Will first time buyers pay stamp duty in 2020?
Under the normal thresholds, if you’re looking to buy a home for the first time, then you will pay no Stamp Duty Land Tax on any property worth up to £300,000 – saving buyers £5,000. However, under the stamp duty changes in 2020, first time buyers would be eligible for a stamp duty holiday of up to £500,000 just like everyone else.
So while first time buyers still have to pay Stamp Duty, it’s not required for properties worth less than £300,000 or under the chancellor’s changes, on properties worth up to £500,000.
What is the stamp duty charge?
Stamp Duty Land Tax (SDLT) works as a one-off tax that applies each time you buy a new property – whether that’s a second home or you’re a first time buyer. Normally a solicitor will arrange the payment for you and you must pay it shortly after the date you complete the purchase of the property.
The tax applies whether you’re buying a freehold (you own the land) or a leasehold (the freeholder owns the land) property, and whether you’re paying for it up front or with a mortgage plan.
Before Rishi Sunak’s proposals, if were buying a residential property or land that costs over £125,000 in England, Wales or Northern Ireland, you have to pay stamp duty.
If you live in Scotland, you still pay a lump sum tax when you purchase a property. However, it’s called the Land and Buildings Transaction Tax and the main distinction between the two is that it uses different rate thresholds to determine how much you pay.
Who pays stamp duty – the buyer or seller?
When you’re looking to buy a property, stamp duty is one of the top things to consider as the law around who pays it is very specific. Many people believe that both parties will pay the property tax, but under UK law it is always the buyer who pays the stamp duty.
Most solicitors or conveyancers will arrange your stamp duty payment for you, although you can also do it yourself. Either way, the buyer is responsible for making sure the return is completed within the deadline to avoid a fine and the possibility of paying interest on the overdue payment.
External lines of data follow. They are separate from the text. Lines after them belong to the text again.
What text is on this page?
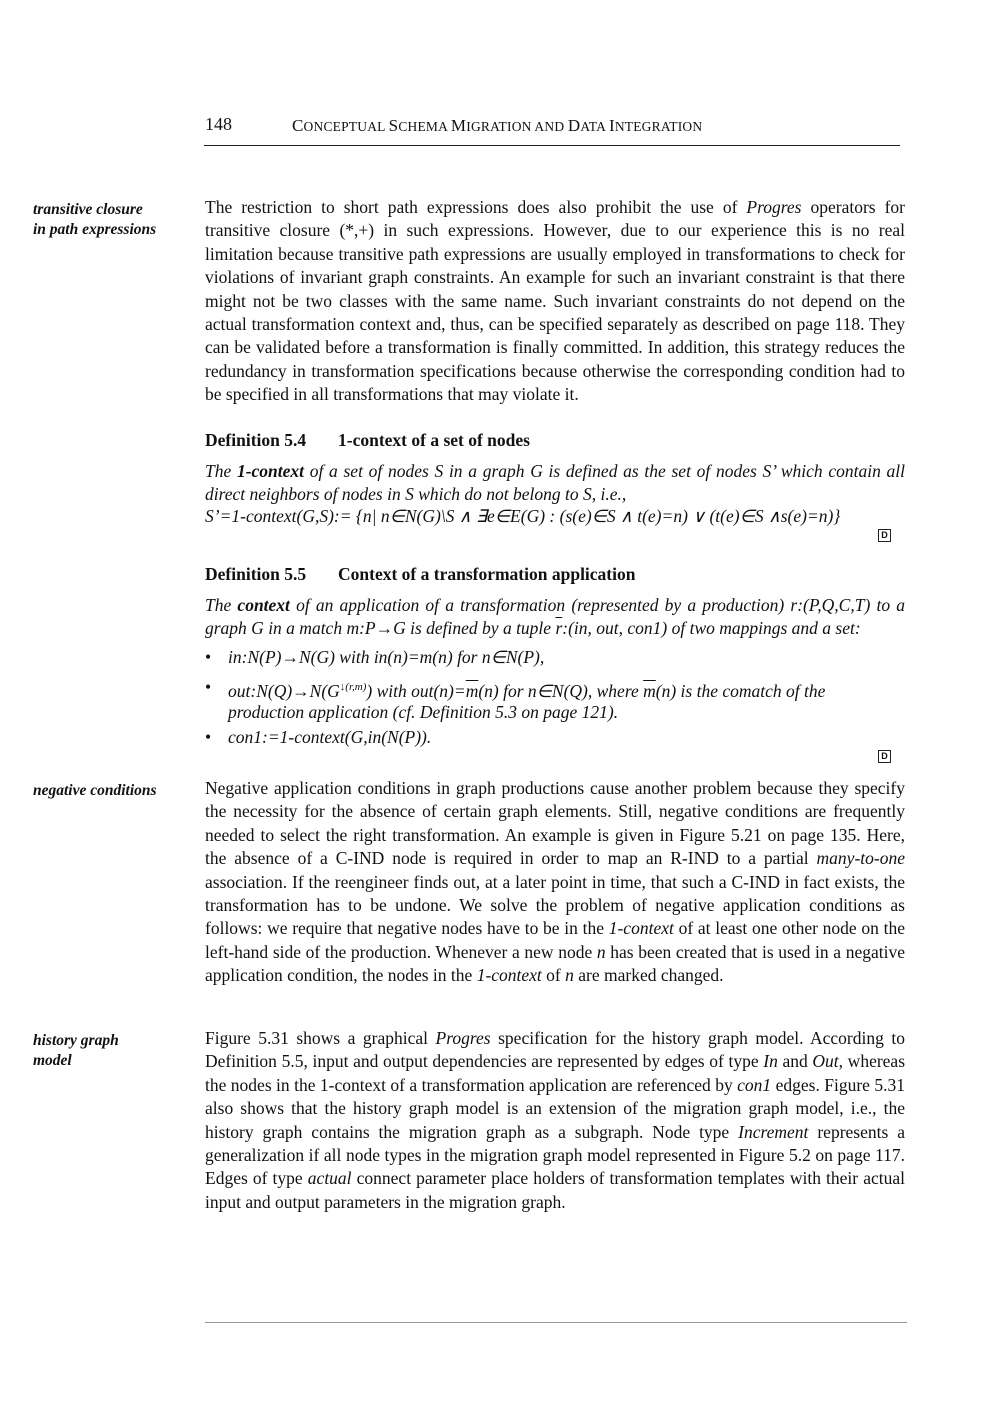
148	CONCEPTUAL SCHEMA MIGRATION AND DATA INTEGRATION
transitive closure
in path expressions
The restriction to short path expressions does also prohibit the use of Progres operators for transitive closure (*,+) in such expressions. However, due to our experience this is no real limitation because transitive path expressions are usually employed in transformations to check for violations of invariant graph constraints. An example for such an invariant constraint is that there might not be two classes with the same name. Such invariant constraints do not depend on the actual transformation context and, thus, can be specified separately as described on page 118. They can be validated before a transformation is finally committed. In addition, this strategy reduces the redundancy in transformation specifications because otherwise the corresponding condition had to be specified in all transformations that may violate it.
Definition 5.4 1-context of a set of nodes
The 1-context of a set of nodes S in a graph G is defined as the set of nodes S’ which contain all direct neighbors of nodes in S which do not belong to S, i.e.,
S’=1-context(G,S):= {n| n∈N(G)\S ∧ ∃e∈E(G) : (s(e)∈S ∧ t(e)=n) ∨ (t(e)∈S ∧s(e)=n)}
D
Definition 5.5 Context of a transformation application
The context of an application of a transformation (represented by a production) r:(P,Q,C,T) to a graph G in a match m:P→G is defined by a tuple $\overline{r}:(in$, out, con1) of two mappings and a set:
• in:N(P)→N(G) with in(n)=m(n) for n∈N(P),
• $out:N(Q)\to N(G^{↓(r,m)})$ with $out(n)=\overline{m}(n)$ for n∈N(Q), where $\overline{m}(n)$ is the comatch of the production application (cf. Definition 5.3 on page 121).
• con1:=1-context(G,in(N(P)).
D
negative conditions	Negative application conditions in graph productions cause another problem because they specify the necessity for the absence of certain graph elements. Still, negative conditions are frequently needed to select the right transformation. An example is given in Figure 5.21 on page 135. Here, the absence of a C-IND node is required in order to map an R-IND to a partial many-to-one association. If the reengineer finds out, at a later point in time, that such a C-IND in fact exists, the transformation has to be undone. We solve the problem of negative application conditions as follows: we require that negative nodes have to be in the 1-context of at least one other node on the left-hand side of the production. Whenever a new node n has been created that is used in a negative application condition, the nodes in the 1-context of n are marked changed.
history graph
model
Figure 5.31 shows a graphical Progres specification for the history graph model. According to Definition 5.5, input and output dependencies are represented by edges of type In and Out, whereas the nodes in the 1-context of a transformation application are referenced by con1 edges. Figure 5.31 also shows that the history graph model is an extension of the migration graph model, i.e., the history graph contains the migration graph as a subgraph. Node type Increment represents a generalization if all node types in the migration graph model represented in Figure 5.2 on page 117. Edges of type actual connect parameter place holders of transformation templates with their actual input and output parameters in the migration graph.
Even if your new home costs under the threshold and you won’t be paying any stamp duty, you still need to file a return, unless the property costs less than £40,000.
When do you pay stamp duty on a house?
Unlike many of the other fees that need to paid before the final transaction for the house goes through, stamp duty is paid after the sale is complete. As of March 2019, buyers have 14 days to file their return and pay the stamp duty due.
The 14 days will begin from the date that the house purchase is finalised and if you don’t file your return and pay the tax in time, then the HMRC could charge you with penalties and interest.